Of course, there are a few moments a day I spend in the sad sad state of sharing a putrid jack up rig bathroom with 7 men. Squatting in disappointment, limiting inhalation as this air could very well be toxic, bundling my clothes in my hand so they don’t touch the wet floor, I wonder to myself-where is my life headed. I look at my watch to see the 8th month of the year is coming to an end. I’ve been at this job for nearly two years. I have accomplished…. enough to get me in this bathroom, fearing to touch anything and legitimately praying to God that whatever liquid is covering the floor does not touch my clothes or splatter onto my feet.

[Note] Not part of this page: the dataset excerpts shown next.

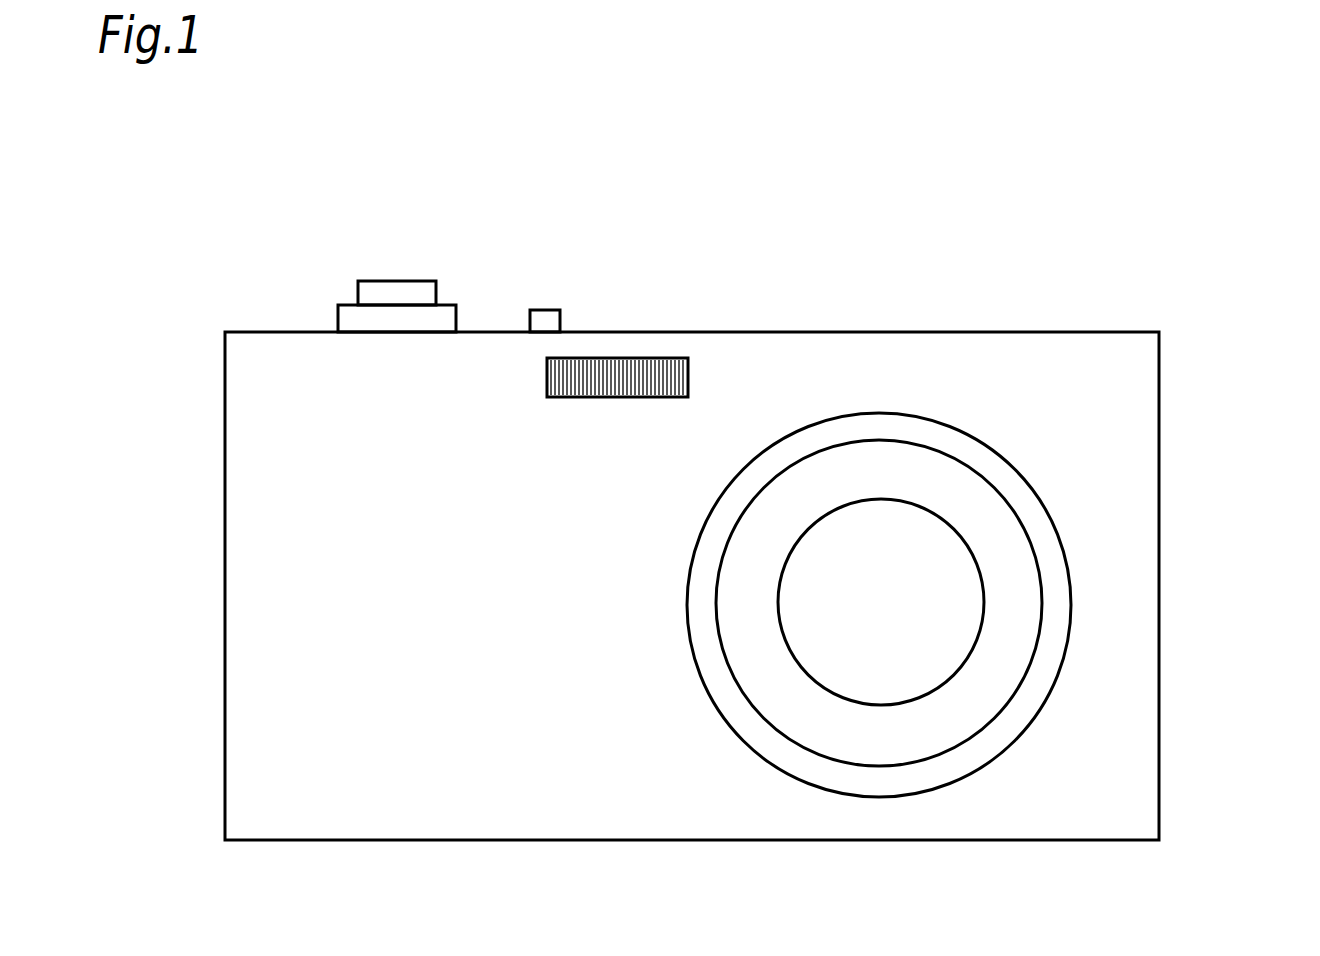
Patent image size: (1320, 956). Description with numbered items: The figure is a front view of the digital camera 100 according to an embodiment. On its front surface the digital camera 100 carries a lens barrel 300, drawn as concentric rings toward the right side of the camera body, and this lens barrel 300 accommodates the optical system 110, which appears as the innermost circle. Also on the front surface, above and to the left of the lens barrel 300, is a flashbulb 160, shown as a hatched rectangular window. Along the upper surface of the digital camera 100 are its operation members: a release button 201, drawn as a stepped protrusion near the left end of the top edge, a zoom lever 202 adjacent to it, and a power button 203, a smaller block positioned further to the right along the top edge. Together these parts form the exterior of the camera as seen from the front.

The digital camera 100 is at (296, 118).
The optical system 110 is at (930, 625).
The flashbulb 160 is at (635, 368).
The release button 201 is at (365, 281).
The zoom lever 202 is at (438, 305).
The power button 203 is at (551, 314).
The lens barrel 300 is at (980, 488).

This bleak scene is a reality, but really a metaphor for the life style. After having my femininity stripped, I walk outside to my wireline unit, my little office. In there is a phone. Anytime I encounter a phone, the first thing I do is attempt to call out of the country. I call my mom. I call my sister. I hear the phone make sounds, “I’m confused” the receiver says to me in a series of beeps. This is a satellite phone- it has no excuse to not call the USA. I also find it offensive since most personnel on this rig hail from other nations. I wonder what is going on with my folks today. What concoction of tuna salad and leftovers did my dad make…. I bet it’s delicious. Certainly better than the food I’m stuffing my face with while withering my youth away on this tiny metal island. They serve Indian food for breakfast. Spicy potatoes and other trays that look like a curry of sorts. There are some meats which look like long Vienna sausages and chicken burgers. I opt for oatmeal and dress it with honey.

Its a rat race. A hamster wheel. Chasing carrots. It’s cabin fever, because once I get back to Doha, I leave the tiny metal island behind.